Flagler College on Monday signed an agreement with Beijing-based China Foreign Affairs University (CFAU) for faculty and student exchange. The agreement is effective immediately, with programs set to begin in the spring semester of 2019.
The equivalent of Harvard’s Kennedy School of Government or Paris’s School of International Affairs (Sciencs Po), CFAU is China’s leading university for future diplomats and foreign affairs and policy specialists. It is a state school, administered by the country’s Ministry of Foreign Affairs and Ministry of Education.
“We’re excited to have a faculty and student exchange,” said Flagler College President Dr. Joseph G. Joyner. “It’s a wonderful thing for Flagler College.”

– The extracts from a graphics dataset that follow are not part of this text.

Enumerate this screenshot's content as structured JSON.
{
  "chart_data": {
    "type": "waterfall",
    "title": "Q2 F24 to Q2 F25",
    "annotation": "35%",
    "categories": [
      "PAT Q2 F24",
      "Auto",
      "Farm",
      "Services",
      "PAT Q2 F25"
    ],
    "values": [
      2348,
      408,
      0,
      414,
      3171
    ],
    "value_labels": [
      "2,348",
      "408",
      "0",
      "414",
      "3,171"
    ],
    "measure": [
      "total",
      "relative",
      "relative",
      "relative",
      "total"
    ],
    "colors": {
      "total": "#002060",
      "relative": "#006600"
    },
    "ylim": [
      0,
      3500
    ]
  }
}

The agreement, signed in the president’s board room at the college, is a milestone for Flagler College as it plans for diversity, inclusion and increased cultural awareness in its programming college-wide in the next five years. The exchange program will continue to build upon similar partnerships that have been established with universities in Germany and other countries. The college is celebrating its 50th anniversary.
The new exchange program will begin in the spring when the first visiting faculty member arrives to teach an introductory course on Chinese culture and language – offering a “panorama tour of China from traditional culture to modern living” per the proposed course catalogue description.
Flagler students who participate in a study abroad to CFAU or in the exchange program will have unique opportunities for engagement. Program highlights for Flagler students will include access to press conferences, summits, conferences and learning among one of the brightest student cohorts in China. CFAU has a distinct curriculum designed around a 7 to 1 student to faculty ratio, which is essentially unheard of in Chinese higher education.
CFAU is the only university officially aligned with the Foreign Affairs Ministry of China. Students have unparalleled access to diplomatic and foreign ministers, top law professionals and international organizations. CFAU also boasts more than twenty research institutes and centers, allowing direct access to the country’s top research in several fields including international relations, international education and world economics and trade.
“The potential benefits for our students, faculty, staff and the local community are significant,” said political science professor and Dean of Academic Life Art Vanden Houten. “As the 21st century unfolds, partnering with China’s most prestigious university that trains its future diplomatic corps will allow students, faculty and community members here and in China to develop a deeper understanding and keen insight into the contours and complexities of what will be the most significant international relationship of the century.”
The Chinese delegates who visited Flagler cited the school’s history, diversity and open-mindedness as reasons that it is “the right choice” for the partnership, according to Vice President of CFAU LI Hongmei.
Vice president LI noted that the cornerstone of education is learning from other cultures and seeing things from a different perspective. Thus, CFAU delegates will be making one more stop on their weeklong trip; a similar agreement will be made with another school on the west coast.
rjs508 says
Just another way that China will try to steal American technology and our people will be smiling the entire time in ignorance.
Palmcoaster says
I fully trust our intelligence entities (FBI and CIA) to keep close tabs in any foreign exchange college programs. Kudos to Flagler College., Lets open our windows to the world and learn about other cultures and by doing so we may be able to wise up and avoid so many wars and improve commerce relations to both those countries involved. Our often USA culture about that all that we do not know or understand is definitely bad omen, actually isolate and box us all into the dark manipulative politics of ignorance.
Outsider says
We are the ignorant ones, yet China is the one that deprives it’s citizens of knowledge via censorship. Got it!